O’s signings make sense
Baseball season is fast approaching and Orioles fans finally have a couple reasons to start getting excited for it. Within the last week, the Orioles have signed Ubaldo Jimenez to a four-year, $50 million deal and Nelson Cruz to a steal of a one-year deal at $8 million.
These two signings have served as welcome reprieve from an otherwise depressing offseason in which the biggest moves the Orioles had made pre-Jimenez were essentially the losses of 50-save closer Jim Johnson (and his supposed replacement Grant Balfour), beloved outfielder Nate McLouth, and traitor healthy second baseman Brian Roberts.
Both Jimenez and Cruz are in their 30s now, yet they are coming off of fairly impressive 2013 campaigns.
Jimenez won 13 games and posted a 3.30 ERA and 1.33 WHIP last season, all of which being his best marks since his All-Star 2010 season in which he won 19 games for the Rockies and posted a 2.88 ERA. Additionally, Jimenez had career bests with 9.6 strikeouts per nine innings and 2.43 strikeout-to-walk ratio. Finally, Jimenez had the second-lowest ERA of all MLB pitchers during the second half of last season. Only Clayton Kershaw had a lower second half ERA – and he won the NL Cy Young.
Meanwhile, Cruz turned in a powerhouse if not controversial 2013 season. In only 109 games Cruz hit 27 homeruns and had 76 RBI. His .266 batting average and .833 OPS were both indicative of stabilized averages from over the last few seasons, showing no sign of regression. Perhaps the most positive sign for Cruz’s game moving forward is the fact that all 27 of his 2013 homeruns were at least 363 feet deep. To put that in perspective, Oriole Park and Camden Yards has left field and right field distances of 333 feet and 318 feet, respectively, and 17 of Cruz’s 27 homeruns were deeper than Oriole Park’s deepest measurement of 410 feet.

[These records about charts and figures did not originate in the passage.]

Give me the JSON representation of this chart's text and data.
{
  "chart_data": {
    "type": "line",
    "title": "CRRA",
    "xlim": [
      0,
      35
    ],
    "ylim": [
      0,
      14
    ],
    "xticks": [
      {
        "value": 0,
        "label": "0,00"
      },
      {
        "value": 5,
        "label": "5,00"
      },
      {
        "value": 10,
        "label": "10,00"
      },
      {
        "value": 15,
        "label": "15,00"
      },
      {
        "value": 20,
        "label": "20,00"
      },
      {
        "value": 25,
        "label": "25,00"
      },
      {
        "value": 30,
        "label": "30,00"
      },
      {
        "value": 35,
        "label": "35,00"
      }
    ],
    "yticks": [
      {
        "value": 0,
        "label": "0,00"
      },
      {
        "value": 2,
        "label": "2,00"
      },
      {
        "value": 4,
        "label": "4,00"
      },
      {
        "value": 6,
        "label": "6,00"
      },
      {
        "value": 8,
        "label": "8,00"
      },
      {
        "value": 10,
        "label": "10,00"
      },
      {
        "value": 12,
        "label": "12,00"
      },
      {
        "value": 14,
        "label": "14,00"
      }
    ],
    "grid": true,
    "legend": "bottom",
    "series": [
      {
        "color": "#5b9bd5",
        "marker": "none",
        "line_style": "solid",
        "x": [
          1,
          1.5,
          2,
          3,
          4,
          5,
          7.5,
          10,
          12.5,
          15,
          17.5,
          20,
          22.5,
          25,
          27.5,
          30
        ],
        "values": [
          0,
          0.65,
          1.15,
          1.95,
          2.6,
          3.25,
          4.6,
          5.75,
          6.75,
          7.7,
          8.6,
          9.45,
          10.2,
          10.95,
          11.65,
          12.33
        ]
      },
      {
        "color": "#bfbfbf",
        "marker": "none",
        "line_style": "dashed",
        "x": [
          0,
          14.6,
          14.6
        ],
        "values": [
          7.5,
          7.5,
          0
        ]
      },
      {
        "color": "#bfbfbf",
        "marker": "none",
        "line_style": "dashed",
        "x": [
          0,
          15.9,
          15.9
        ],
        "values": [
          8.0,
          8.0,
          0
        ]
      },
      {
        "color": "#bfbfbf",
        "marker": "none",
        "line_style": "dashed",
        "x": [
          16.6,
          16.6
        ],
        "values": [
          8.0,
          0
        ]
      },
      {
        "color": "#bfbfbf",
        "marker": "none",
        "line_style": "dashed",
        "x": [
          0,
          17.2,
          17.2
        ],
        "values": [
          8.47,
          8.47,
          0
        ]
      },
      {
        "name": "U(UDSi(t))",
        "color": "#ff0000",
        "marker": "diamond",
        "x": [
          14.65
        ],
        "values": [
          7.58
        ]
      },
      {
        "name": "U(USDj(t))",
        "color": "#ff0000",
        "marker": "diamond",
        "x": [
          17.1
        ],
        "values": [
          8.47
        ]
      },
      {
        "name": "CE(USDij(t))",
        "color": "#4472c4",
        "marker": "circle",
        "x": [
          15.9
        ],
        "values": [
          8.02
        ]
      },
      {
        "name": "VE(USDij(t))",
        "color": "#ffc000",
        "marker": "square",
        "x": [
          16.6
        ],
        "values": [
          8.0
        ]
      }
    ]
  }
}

They fill critical needs for the Orioles, too. Jimenez has a chance to become the ace for a starting rotation that hasn’t really had one since the days of Mike Mussina. Cruz is the designated hitter that the Orioles have needed since they started being competitive a couple years ago and can also play the corner outfield effectively to give other guys rest.
So the $58 million investment in Jimenez and Cruz seems to be a smart, necessary one for Baltimore baseball. However, many questions remain as spring training gets underway.
What if Jimenez gets hit hard at Camden Yards, a hitter’s ballpark, by AL East teams with killer lineups? What if Cruz isn’t the same hitter after getting suspended for PED usage last year? What if even the addition of Jimenez can’t sufficiently upgrade a starting rotation of mainly middle-of-the-rotation pitchers? What if not having an established closer makes these acquisitions null and void? What if all of this just isn’t enough to compete with another season featuring a stacked AL East?
These questions will find answers in the coming months. For now, it’s certainly more encouraging to imagine the possibilities Jimenez and Cruz provide for an Orioles squad that’s primed for another year of playoff contention. Still, the tension is palpable in Baltimore. We finally have a baseball team of which to be proud, a team that – if several key ingredients break its way – could pose a threat in the playoffs. The fans feel it. The players feel it. Manager Buck Showalter feels it. Executive Vice President of Baseball Operations Dan Duquette feels it, which is perhaps why these deals came to fruition this past week. Maybe even the legendarily loathed owner Peter Angelos feels it. Orioles fans can only hope so. The time to contend is now.
To Ubaldo Jimenez and Nelson Cruz – I hope you’re ready for large doses of John Denver and Will Ferrell. Otherwise, be prepared to be booed by the fans of a city that really knows how to boo. Just ask NFL referees about us.